Droit de réponse de COBIL SA à l’article intitulé : “Scandale et mégestion à Cobil : Perte de 11 millions de dollars, l’IGF doit intervenir pour sauver l’entreprise au bord du gouffre”

Par souci de vérité et de respect du droit à l’information exacte, la société COBIL SA tient à réagir à l’article publié dans votre média et intitulé “Scandale et mégestion à Cobil : Perte de 11 millions de dollars…”, dans lequel des affirmations graves, inexactes et non contextualisées sont portées contre la Direction Générale.COBIL SA rejette fermement les accusations de mégestion et de politisation portées à l’encontre de ses dirigeants actuels, sans preuve ni analyse rigoureuse.1. Une entreprise sous pression mais non défaillante.

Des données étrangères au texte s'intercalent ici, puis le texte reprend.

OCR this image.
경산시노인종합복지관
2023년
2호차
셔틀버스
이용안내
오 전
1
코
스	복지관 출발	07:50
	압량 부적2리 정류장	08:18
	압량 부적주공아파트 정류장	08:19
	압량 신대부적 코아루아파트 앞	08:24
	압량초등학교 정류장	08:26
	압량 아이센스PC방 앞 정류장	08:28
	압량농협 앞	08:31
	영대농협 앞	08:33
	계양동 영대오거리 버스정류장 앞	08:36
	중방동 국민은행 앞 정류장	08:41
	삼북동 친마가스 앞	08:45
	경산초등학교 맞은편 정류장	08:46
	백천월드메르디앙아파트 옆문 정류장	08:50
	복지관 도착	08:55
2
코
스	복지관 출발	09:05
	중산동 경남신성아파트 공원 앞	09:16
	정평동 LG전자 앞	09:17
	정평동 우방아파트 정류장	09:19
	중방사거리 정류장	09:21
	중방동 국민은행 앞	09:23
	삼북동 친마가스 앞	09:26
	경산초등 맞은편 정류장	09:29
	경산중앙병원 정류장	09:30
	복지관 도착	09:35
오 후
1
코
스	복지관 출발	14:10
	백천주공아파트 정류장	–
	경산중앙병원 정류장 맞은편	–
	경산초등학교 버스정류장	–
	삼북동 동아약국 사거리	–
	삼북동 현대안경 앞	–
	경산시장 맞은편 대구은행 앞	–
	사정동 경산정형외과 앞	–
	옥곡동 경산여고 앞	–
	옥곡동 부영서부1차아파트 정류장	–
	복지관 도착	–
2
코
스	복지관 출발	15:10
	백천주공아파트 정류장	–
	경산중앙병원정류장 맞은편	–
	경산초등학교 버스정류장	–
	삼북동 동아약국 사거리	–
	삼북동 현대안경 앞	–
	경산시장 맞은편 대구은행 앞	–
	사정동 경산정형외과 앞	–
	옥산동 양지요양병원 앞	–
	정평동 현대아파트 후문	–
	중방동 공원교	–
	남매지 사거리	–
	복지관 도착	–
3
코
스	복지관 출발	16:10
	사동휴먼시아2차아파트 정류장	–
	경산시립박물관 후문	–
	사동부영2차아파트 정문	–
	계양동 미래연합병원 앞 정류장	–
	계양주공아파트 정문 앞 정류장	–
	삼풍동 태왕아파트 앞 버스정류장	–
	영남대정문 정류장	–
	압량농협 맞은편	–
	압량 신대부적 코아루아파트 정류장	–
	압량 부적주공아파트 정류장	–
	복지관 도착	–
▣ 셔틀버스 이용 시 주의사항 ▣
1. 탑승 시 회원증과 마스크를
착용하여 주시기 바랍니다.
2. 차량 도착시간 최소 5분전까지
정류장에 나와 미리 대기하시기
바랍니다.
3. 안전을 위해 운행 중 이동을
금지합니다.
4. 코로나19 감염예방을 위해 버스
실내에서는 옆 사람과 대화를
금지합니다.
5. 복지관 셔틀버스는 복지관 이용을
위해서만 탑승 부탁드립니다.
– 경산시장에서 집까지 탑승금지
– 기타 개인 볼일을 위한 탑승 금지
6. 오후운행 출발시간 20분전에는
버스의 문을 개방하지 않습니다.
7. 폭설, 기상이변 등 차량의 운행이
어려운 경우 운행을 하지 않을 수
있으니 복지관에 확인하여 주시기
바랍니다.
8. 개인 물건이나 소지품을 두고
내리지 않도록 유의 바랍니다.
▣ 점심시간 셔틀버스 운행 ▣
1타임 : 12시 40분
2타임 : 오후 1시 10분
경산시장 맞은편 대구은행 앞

COBIL SA traverse, comme l’ensemble du secteur pétrolier public, une période difficile en raison de deux facteurs structurels clairement identifiés : • Le non-paiement régulier par l’État des pertes et manques à gagner dus au mécanisme de stabilisation des prix des produits pétroliers. Ce mécanisme impose à COBIL de vendre en dessous du prix réel, sans que la compensation promise par le Trésor ne suive avec la célérité requise. Cette dette publique a un impact direct sur la trésorerie de l’entreprise. La dette accumulée de Transco (société de transport public), dont les factures impayées auprès de COBIL dépassent plusieurs millions de dollars. Cette dette non réglée asphyxie la chaîne de valeur et fragilise le cycle d’exploitation de COBIL, qui continue malgré cela à approvisionner Transco dans une logique de service public.2. Sur les prétendues pertes de 11 millions USD. Le chiffre de 11 millions USD évoqué dans l’article n’est pas mis en perspective. Il s’agit d’un résultat net déficitaire lié aux contraintes externes évoquées ci-dessus, et non d’un détournement ou d’un acte de mauvaise gestion. Ce déficit est documenté, audité et connu de l’État actionnaire, dans un contexte où l’entreprise continue d’assurer la mission de service public sans les appuis financiers nécessaires.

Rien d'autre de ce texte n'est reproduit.